# invertebrate tank on a budget



## zherico (Apr 9, 2009)

i am really interested in keeping an invertebrate (shrimps and snails) tank but don't have a lot of funds to start with. would like to keep it planted. Any suggestions on diy lighting over something 5 gallons or less? if you have a "nano" tank invert, what did it cost to start up? whats your water chemistry like and what were your biggest problems? basically i am just curious to see if this is something theisable or not.


----------



## oblongshrimp (Aug 8, 2006)

your best bet for a budget tank is probably a 10gal since they are the cheapest. You can just get an airpump and a sponge filter for filtration. You can use cheap playsand or sandblasting sand for the substrate. Not exactly sure what the cheapest form of lighting is and it will most likely be your largest expense. Outside the light I think you could get it done for less then $50 depending on where you get your stuff from.
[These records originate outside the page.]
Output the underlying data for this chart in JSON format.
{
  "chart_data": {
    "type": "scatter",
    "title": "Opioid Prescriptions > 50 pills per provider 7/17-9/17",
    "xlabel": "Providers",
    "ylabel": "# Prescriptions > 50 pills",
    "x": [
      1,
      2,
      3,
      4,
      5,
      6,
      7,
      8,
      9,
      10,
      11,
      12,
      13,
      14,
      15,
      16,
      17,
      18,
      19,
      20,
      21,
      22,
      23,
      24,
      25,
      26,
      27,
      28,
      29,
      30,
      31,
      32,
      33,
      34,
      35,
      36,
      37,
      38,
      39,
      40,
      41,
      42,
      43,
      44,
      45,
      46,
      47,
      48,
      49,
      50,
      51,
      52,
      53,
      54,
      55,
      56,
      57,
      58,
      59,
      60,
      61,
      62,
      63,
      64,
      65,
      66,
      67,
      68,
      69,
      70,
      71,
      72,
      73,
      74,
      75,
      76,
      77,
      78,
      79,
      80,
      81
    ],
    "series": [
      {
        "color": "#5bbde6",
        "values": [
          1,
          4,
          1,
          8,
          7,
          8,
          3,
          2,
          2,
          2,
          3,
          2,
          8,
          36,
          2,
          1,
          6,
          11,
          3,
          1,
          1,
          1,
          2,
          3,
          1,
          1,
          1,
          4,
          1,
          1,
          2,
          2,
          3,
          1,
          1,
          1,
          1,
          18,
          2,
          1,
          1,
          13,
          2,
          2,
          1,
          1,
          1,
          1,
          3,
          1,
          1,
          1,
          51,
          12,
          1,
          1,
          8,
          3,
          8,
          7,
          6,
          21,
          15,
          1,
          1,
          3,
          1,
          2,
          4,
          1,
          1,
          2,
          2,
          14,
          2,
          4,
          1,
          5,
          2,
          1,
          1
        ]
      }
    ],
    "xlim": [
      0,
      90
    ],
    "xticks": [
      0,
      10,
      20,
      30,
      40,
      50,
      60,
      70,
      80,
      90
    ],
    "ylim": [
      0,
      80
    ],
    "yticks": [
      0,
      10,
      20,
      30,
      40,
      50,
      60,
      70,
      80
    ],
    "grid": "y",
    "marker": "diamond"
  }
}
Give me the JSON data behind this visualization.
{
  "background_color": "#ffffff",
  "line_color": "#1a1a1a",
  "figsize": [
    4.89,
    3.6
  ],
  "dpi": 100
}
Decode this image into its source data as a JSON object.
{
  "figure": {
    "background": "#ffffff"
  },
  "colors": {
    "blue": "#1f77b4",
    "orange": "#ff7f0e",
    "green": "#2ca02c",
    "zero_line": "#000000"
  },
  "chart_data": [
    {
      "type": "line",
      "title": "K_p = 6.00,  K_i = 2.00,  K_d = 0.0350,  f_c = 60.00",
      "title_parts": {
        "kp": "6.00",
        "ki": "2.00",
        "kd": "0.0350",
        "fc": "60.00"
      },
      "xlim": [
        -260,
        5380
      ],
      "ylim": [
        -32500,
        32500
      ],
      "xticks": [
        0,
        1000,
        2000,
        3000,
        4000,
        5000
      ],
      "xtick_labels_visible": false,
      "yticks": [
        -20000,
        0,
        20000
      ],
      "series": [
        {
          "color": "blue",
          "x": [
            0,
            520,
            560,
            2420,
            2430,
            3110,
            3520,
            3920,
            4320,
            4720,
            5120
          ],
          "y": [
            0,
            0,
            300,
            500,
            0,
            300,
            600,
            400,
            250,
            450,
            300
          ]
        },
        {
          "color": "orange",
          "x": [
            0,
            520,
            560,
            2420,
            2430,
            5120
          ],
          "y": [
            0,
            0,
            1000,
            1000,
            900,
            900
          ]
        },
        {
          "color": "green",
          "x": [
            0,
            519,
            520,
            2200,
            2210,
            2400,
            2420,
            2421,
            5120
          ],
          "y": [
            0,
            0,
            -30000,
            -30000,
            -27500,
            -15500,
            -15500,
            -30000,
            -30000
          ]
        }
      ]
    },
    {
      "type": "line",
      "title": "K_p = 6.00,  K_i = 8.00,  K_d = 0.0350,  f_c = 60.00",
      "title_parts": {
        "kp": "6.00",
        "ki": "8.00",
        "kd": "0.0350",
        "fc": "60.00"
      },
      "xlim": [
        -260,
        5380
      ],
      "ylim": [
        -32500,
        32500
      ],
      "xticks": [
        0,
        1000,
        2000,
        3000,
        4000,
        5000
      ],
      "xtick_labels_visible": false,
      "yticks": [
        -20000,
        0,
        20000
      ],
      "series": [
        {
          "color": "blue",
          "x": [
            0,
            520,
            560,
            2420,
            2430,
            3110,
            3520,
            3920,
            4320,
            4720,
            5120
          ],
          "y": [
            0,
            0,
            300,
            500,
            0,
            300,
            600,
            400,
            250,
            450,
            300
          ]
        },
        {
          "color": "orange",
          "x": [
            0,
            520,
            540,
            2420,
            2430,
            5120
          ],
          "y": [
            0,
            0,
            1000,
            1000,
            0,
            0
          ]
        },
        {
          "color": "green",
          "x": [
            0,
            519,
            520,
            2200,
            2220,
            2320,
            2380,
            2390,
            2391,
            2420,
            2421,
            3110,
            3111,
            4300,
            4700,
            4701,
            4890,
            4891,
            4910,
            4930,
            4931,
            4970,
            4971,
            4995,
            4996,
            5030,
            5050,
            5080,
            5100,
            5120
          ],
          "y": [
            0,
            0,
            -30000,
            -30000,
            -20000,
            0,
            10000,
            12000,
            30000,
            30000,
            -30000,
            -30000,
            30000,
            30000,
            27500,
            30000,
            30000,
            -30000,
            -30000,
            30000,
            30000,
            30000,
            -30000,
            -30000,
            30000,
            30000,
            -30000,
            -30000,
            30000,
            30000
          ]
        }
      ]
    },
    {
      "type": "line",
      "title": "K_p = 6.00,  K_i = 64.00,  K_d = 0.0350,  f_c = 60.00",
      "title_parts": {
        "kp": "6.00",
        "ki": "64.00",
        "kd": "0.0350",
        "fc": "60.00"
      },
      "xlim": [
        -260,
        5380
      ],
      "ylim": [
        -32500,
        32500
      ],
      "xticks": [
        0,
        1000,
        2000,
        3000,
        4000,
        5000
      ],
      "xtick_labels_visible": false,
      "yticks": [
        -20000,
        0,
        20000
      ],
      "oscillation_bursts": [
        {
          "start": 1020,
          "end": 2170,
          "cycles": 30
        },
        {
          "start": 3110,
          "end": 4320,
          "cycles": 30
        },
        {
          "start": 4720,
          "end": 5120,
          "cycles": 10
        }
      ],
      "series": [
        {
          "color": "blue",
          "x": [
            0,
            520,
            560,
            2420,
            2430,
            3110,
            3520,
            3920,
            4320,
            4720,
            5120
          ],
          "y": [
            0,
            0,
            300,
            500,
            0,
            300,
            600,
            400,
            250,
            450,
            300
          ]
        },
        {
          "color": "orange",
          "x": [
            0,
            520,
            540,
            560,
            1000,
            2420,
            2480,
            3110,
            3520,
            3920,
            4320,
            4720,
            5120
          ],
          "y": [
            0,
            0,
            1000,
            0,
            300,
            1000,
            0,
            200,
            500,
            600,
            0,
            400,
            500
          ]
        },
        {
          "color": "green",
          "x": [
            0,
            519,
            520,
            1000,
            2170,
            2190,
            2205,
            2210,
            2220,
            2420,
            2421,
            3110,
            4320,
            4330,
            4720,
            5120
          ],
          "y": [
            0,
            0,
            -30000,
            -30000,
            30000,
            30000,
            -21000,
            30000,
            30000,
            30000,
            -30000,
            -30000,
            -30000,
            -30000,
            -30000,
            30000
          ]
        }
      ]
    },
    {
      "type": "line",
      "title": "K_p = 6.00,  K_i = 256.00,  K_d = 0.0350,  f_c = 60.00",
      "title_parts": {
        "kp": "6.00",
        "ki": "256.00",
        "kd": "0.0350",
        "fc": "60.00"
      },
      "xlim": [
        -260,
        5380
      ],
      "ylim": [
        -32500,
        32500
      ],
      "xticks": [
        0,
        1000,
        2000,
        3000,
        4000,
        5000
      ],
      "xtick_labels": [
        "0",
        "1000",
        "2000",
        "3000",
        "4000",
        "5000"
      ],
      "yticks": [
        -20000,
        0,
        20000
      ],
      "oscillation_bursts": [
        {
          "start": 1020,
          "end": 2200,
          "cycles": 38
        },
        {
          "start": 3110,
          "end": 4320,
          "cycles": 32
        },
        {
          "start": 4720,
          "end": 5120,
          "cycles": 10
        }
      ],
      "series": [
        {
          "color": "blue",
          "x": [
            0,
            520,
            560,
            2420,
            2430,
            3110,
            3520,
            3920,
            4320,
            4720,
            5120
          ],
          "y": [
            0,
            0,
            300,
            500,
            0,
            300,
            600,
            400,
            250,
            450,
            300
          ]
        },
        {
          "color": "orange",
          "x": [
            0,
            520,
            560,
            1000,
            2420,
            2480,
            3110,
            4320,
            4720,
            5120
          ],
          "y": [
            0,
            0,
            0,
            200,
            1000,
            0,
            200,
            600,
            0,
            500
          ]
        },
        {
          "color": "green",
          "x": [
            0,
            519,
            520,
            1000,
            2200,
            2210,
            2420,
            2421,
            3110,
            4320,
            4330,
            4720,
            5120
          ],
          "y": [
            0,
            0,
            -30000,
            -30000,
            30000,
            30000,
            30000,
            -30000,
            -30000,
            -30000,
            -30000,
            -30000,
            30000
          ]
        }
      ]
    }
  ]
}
If you get the stuff used you should be able to get it for much cheaper.


----------



## tex627 (Nov 2, 2008)

if you have a desk lamp laying around those will work. i use a desk lamp for my 2 gallon and im growing high light plants in there along with a hundred cherries and 20 bee shrimp. my 2 gallon setup costed 30$. i got a liter of ADA soil for free and had a desk lamp i wasn't using. let me know when you want some shrimp later. i could hook you up with cherries for 50cents each, i'll even throw in some free plants for you. in the lfs i go to the black gravel is only 40cents/pound. visit fish.com they have a lot of VERY cheap filters.


----------